Que si nous consultions l’histoire, nous verrions le public naître et grandir avec la civilisation, partout présenter un fonds semblable, partout recevoir des empreintes diverses dans les divers climats, partout avoir entre les traits qui le différencient un trait spécial, l’aptitude à être dupe.

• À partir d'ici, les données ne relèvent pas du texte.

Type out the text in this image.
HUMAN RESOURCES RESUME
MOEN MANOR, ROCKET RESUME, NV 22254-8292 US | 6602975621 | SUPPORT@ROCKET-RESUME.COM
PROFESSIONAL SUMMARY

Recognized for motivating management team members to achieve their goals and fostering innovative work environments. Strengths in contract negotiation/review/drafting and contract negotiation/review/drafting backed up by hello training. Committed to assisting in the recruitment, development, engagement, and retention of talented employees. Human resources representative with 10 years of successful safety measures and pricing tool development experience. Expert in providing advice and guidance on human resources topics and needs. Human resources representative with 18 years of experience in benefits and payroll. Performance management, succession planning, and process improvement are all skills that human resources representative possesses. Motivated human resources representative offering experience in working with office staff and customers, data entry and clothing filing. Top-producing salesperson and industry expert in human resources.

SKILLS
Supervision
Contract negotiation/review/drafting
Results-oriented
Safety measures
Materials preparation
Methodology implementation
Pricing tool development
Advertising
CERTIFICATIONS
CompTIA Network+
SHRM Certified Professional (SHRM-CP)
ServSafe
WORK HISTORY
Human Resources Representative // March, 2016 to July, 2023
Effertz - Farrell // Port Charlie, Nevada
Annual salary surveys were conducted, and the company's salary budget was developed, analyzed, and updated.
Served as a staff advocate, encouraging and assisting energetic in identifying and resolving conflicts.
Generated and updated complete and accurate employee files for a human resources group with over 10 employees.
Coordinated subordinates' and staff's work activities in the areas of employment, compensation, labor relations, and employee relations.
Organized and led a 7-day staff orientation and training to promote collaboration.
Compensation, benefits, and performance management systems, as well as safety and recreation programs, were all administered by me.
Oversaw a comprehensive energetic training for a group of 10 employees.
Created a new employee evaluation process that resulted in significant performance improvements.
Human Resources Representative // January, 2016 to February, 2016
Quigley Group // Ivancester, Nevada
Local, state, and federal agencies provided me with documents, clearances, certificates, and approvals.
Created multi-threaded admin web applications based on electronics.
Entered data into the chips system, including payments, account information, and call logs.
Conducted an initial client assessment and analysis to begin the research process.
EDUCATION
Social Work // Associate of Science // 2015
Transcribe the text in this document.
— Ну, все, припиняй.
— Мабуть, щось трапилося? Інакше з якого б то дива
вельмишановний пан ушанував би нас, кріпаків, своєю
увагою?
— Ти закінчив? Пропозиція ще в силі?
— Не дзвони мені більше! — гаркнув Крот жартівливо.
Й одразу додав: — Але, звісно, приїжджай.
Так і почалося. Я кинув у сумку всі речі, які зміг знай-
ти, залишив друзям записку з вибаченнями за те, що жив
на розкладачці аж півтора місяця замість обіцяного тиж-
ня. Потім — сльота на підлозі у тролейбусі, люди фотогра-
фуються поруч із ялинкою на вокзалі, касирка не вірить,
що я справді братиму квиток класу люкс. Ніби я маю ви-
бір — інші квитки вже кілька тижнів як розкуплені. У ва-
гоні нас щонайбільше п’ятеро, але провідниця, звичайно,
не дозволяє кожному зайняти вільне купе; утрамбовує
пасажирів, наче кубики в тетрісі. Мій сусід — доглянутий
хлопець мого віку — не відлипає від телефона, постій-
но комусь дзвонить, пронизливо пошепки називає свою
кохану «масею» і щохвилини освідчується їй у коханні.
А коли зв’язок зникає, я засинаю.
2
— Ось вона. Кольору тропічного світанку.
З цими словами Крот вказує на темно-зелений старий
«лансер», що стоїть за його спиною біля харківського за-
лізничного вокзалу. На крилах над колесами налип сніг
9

De là ses travers, son inconstance, ses caprices, sa faiblesse, ses antipathies, ses adorations ; de là ses croyances aveugles et ses émancipations réactionnaires, ses respects absurdes et ses émotions fécondes en ruines ; de là et son abjection dans le servilisme, et ses transports dans le triomphe, et les directions étranges qu’il subit ; de là enfin l’inconséquence de ses révolutions, qui tendent à le mettre en possession de la vérité et qui le montrent sans cesse dans de nouvelles phases de l’erreur. Curieuse comédie, que le spectacle incessant donné par le public ! car toujours il est en scène, et, s’il en faut croire Oxenstiern, « les hasards composent la pièce, la fortune distribue les rôles, les théologiens gouvernent les machines et les sages sont les spectateurs ; les riches occupent les loges, les puissants l’amphithéâtre, et le parterre est pour les malheureux ; les femmes portent les rafraîchissements à l’entour, et les disgraciés de la fortune mouchent les chandelles ; les folies composent le concert, et le temps tire le rideau ; la pièce a pour titre : Mundus vult decipi: decipiatur[« Le monde veut être trompé, qu’il le soit donc. » Attribué à Pétrone.] ! » En sera-t-il toujours ainsi? Nous ne le croyons point. Non, certains rôles ne seront pas toujours l’objet de la brigue-,des pygmées ne tiendront pas toujours la place de géants ; les coulisses ne recèleront pas toujours d’odieux secrets ; le public ne sera pas toujours ce docile automate dont le charlatanisme tire en tous sens les molles ficelles. Telle est l’espérance, telle est la foi des sages, qui, dès à présent, se rangent parmi le peuple de cette épigramme :

Ce monde-ci n’est qu’une œuvre comique
Où chacun fait ses rôles différents.
Là, sur la scène, en habit dramatique,
Brillant prélats, ministres, conquérants.
Pour nous, vil peuple, assis aux derniers rangs,
Troupe futile et des grands rebutée,
Par nous d’en-bas la pièce est écoutée ;
Mais nous payons, utiles spectateurs,
»Et, quand la farce est mal représentée,
Pour notre argent nous sifflons les acteurs.

(J.-B. Rousseau.)

J. Travers (à Caen), in Encyclopédie des gens du monde, répertoire universel des sciences, des lettres et des arts. Paris, 1834.